To identify the onward path of a particle, we must know its position and momentum. We have two options to make such observations for electrons, both of which involve passing electrons through a narrow opening:

- To allow all electrons in a parallel beam to pass comfortably through a wide slit. We can be sure of the onward direction and momentum, but the range of positions is large and uncertain.
- To constrain the beam of electrons to within a narrow slit. For the electrons that happen to pass through the slit, we can be sure of their position, but the consequential diffraction effect makes certainty of the path (and, hence, momentum) impossible.

The Heisenberg uncertainty principle describes the inherent impossibility of measuring both momentum and position with certainty as an equation:

\(\Delta p \Delta x \geq{h\over 4\pi}\)

- \(\Delta p\) is uncertainty in momentum (kgms
^{-1}) - \(\Delta x\) is uncertainty in position (m)
- \(h\) is Planck's constant (Js)

A similar relationship can be stated for energy and time:

\(\Delta E\Delta t\geq{h\over 4\pi}\)

- \(\Delta E\) is uncertainty in energy (J)
- \(\Delta t\) is uncertainty in time (s)

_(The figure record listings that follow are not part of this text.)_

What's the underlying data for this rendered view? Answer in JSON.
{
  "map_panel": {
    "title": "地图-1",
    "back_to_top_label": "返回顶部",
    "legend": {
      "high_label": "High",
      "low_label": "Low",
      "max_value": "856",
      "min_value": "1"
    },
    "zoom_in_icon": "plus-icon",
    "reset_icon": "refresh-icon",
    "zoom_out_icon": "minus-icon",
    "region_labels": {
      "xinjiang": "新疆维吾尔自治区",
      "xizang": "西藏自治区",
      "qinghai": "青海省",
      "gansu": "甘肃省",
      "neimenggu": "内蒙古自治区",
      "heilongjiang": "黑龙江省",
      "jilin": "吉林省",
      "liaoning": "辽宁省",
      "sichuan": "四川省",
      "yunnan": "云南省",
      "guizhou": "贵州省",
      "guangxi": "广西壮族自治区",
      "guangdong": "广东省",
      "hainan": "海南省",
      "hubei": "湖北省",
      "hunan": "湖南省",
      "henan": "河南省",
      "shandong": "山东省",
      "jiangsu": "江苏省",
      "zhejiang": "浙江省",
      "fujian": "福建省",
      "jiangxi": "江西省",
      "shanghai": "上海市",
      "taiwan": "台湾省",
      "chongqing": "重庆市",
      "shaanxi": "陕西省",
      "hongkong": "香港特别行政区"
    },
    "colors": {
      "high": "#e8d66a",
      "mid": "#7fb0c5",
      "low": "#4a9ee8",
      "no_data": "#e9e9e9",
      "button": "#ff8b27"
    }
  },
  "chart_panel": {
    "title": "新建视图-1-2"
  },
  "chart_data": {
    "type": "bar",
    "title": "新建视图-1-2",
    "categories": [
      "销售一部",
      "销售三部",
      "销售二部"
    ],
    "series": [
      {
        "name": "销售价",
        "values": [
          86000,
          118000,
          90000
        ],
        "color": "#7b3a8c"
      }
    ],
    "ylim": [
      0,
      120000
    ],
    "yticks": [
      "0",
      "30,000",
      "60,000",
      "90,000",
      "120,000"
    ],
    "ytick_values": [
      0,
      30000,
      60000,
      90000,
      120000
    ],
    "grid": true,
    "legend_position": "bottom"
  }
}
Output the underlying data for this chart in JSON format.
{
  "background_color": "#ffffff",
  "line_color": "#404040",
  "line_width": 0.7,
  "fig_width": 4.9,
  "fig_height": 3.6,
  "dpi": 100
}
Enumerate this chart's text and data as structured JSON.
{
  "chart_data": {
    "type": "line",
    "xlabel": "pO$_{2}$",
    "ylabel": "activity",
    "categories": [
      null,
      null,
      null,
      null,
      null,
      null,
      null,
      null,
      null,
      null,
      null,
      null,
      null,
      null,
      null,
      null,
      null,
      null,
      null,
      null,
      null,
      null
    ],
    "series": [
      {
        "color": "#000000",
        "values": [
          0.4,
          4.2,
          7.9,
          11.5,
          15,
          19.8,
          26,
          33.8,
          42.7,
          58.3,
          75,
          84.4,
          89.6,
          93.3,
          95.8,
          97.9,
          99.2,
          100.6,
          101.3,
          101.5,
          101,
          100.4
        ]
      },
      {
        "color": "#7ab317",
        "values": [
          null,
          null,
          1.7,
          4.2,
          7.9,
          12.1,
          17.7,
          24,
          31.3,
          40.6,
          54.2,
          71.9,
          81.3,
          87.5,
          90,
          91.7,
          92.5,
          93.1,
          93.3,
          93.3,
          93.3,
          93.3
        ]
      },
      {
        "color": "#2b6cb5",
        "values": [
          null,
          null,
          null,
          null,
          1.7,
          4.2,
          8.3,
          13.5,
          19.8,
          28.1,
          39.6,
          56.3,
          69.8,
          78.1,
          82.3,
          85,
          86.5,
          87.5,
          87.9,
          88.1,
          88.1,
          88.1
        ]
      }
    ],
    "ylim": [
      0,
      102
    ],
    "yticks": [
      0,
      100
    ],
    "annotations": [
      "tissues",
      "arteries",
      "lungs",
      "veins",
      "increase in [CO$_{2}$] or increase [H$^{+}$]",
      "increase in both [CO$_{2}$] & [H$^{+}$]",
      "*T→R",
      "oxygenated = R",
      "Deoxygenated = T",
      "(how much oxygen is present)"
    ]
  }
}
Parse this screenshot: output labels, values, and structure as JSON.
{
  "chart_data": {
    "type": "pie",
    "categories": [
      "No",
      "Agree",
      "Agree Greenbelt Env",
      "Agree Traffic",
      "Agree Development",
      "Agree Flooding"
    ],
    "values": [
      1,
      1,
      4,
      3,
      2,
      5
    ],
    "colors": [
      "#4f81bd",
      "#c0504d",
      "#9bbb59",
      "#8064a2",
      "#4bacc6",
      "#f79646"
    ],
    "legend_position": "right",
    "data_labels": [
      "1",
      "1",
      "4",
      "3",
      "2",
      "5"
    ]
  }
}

We can use the uncertainty principle to estimate the energy of the ground state of an atom, the impossibility of an electron existing within a nucleus, and the lifetime of an electron in an excited energy state. In each case we need to assume that an uncertainty is a similar size to a quantity.

#### Ground state

The ground state of a hydrogen atom sees the electron in the lowest energy level (\(n=1\)). Substituting the radius of the first energy level (\(0.529 \text{ }Å=0.529\times 10^{-10} \text{ m}\)) as \(\Delta x\), we can find \(\Delta p\):

\(\Delta p \Delta x \geq{h\over 4\pi}\)

\(\Delta p\geq{6.63\times10^{-34}\over 4\pi 0.529\times10^{-10}}\)

\(\Delta p\geq10^{-24}\text{ kg ms}^{-1}\)

Since the ground state has no angular momentum, all momentum is linear. Therefore, we can convert this into kinetic energy:

\(E_k={1\over 2}mv^2={1\over 2}{p^2\over m}\)

\(E_k={1\over 2}{(10^{-24})^2\over 9.11\times 10^{-31}}\approx5\times 10^{-19}\text{ J}\approx3\text{ eV}\)

Note that the electron also has potential energy, but this order of magnitude is accurate.

#### Electron in the nucleus

To consider the probability of an electron existing in the nucleus, we need to substitute the radius of the nucleus as \(\Delta x\) to find \(\Delta p\). In the case of hydrogren, the nucleon number is 1 (Nuclear radius) , so \(R_0\) is substituted:

\(\Delta p \Delta x \geq{h\over 4\pi}\)

\(\Delta p\geq{6.63\times10^{-34}\over 4\pi 1.2\times10^{-15}}\)

\(\Delta p\geq4.4\times 10^{-20}\text{ kg ms}^{-1}\)

Now estimating the consequential velocity of the electron reveals the impossibility of this position:

\(v={p\over m}\)

\(v={4.4\times 10^{-20}\over 9.11\times 10^{-31}}\approx 5\times 10^{10}\text{ ms}^{-1}\)

The order of magnitude of the velocity is larger than the speed of light.

An atom will not collapse for the same reason; the electron would be confined into too small a space.

#### Excited energy states

To find the lifetime of an electron in a particular energy state, we use the second of the above Heisenberg uncertainty principle inequalities. For example, let us consider the ground state:

\(\Delta E\Delta t\geq{h\over 4\pi}\)

\(\Delta t\geq{6.63\times 10^{-34}\over 4\pi(13.6\times 1.6\times 10^{-19})}\)

\(\Delta t\geq2.4\times 10^{-17}\text{ s}\)

As the energy state increases, the likely time decreases. An electron could remain in the ground state forever, but this calculation provides an illustration of how you might estimate the times for other energy states.